"After numerous parent complaints, administrators at Oxford High School are asking teachers to consider removing the book Godless by Pete Hautman from their summer reading lists."
That's a quote from a February 3 article in the Oxford Eagle, an Oxford, Mississippi newspaper. Here's a link to the article.
This is the first time, to my knowledge, that Godless has been challenged in a public (or any other) school. I wrote a respectful and polite letter to the principal of the school early last week, but I have received no response from him.
What I find sad and disturbing about this sort of thing is the message it sends to teachers, parents, and students. When a school administration kowtows to small group of parents (I'm guessing it is only two or three), they are telling the teachers that they do not trust their judgement, and that a few strident voices can control what books are appropriate to assign to their students. The parents of all the other students, who rely upon the school administration to moderate those fringe voices, get the message that a few extremists are calling the shots in their child's education. The students get the same message, with the added embarrassment of being "protected" from a book that hundreds of thousands of middle school students have read.

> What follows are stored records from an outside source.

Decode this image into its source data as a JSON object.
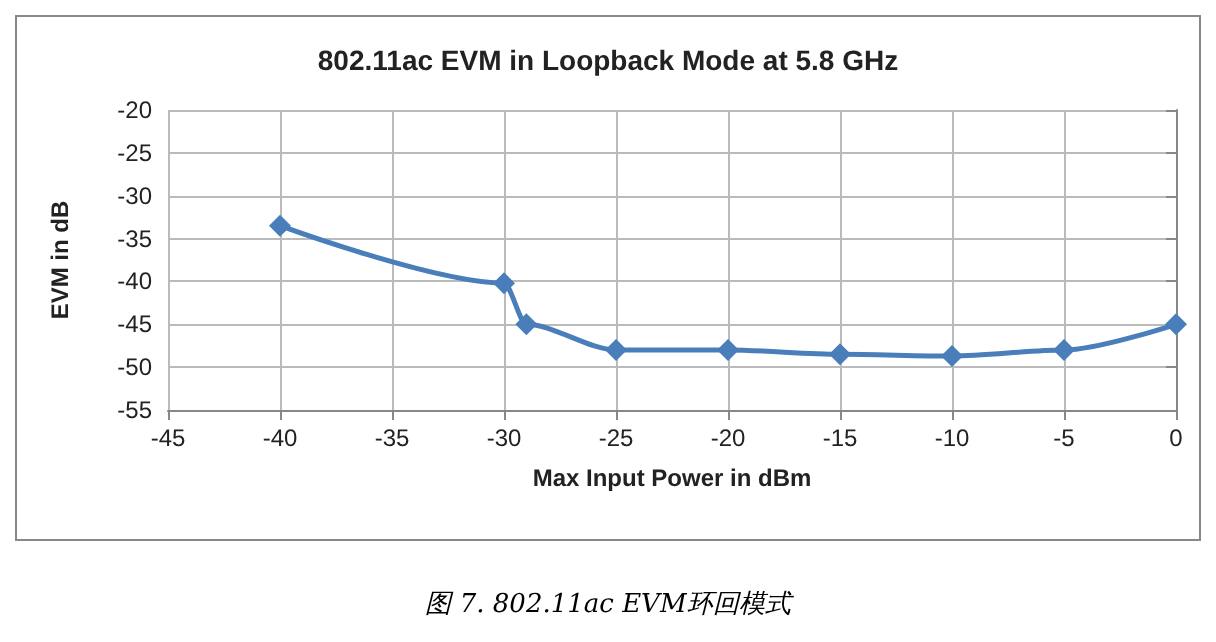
{
  "chart_data": {
    "type": "line",
    "title": "802.11ac EVM in Loopback Mode at 5.8 GHz",
    "xlabel": "Max Input Power in dBm",
    "ylabel": "EVM in dB",
    "x": [
      -40,
      -30,
      -29,
      -25,
      -20,
      -15,
      -10,
      -5,
      0
    ],
    "series": [
      {
        "color": "#4a7ebb",
        "values": [
          -33.5,
          -40.2,
          -45,
          -48,
          -48,
          -48.5,
          -48.7,
          -48,
          -45
        ]
      }
    ],
    "xlim": [
      -45,
      0
    ],
    "xticks": [
      -45,
      -40,
      -35,
      -30,
      -25,
      -20,
      -15,
      -10,
      -5,
      0
    ],
    "ylim": [
      -55,
      -20
    ],
    "yticks": [
      -55,
      -50,
      -45,
      -40,
      -35,
      -30,
      -25,
      -20
    ],
    "grid": true,
    "marker": "diamond",
    "line_style": "solid",
    "annotations": [
      "图 7. 802.11ac EVM环回模式"
    ]
  }
}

The other thing that bothers me is this: I strongly suspect that the parents who objected to Godless have not read the book. Because if they had read it, I do not think they would find it objectionable. We see this over and over again in cases of book banning. One activist finds reason to object to a book and they inflame a bunch of other parents who read, at most, a few selected, out-of-context passages.
Oxford High School, I should mention is a large, progressive public school with no history of book banning that I can find. I hope that this problem with Godless is an isolated incident, and that it does not spread to other books in the school district.
2 comments:
When I was an adolescent, the big thing in my church was "exposing" rock music as the devil's tool.
"The Number of the Beast" was frequently cited as a glaring example. Never mind that it was a fairly accurate musical representation of the Book of Revelation, the finale of the very Holy Book we were expected to revere.
The biggest chink in the armor of critics is when they haven't actually been exposed to the work they're criticizing. I was raised Evangelical and loved "Godless." It's a great representation of the doubts most people of faith experience.
Yes, it is rather sad when people condemn books (or whatever) that they have not read. But I guess we all have our blind spots. I find it interesting, however, that Godless has been embraced my many Mormons.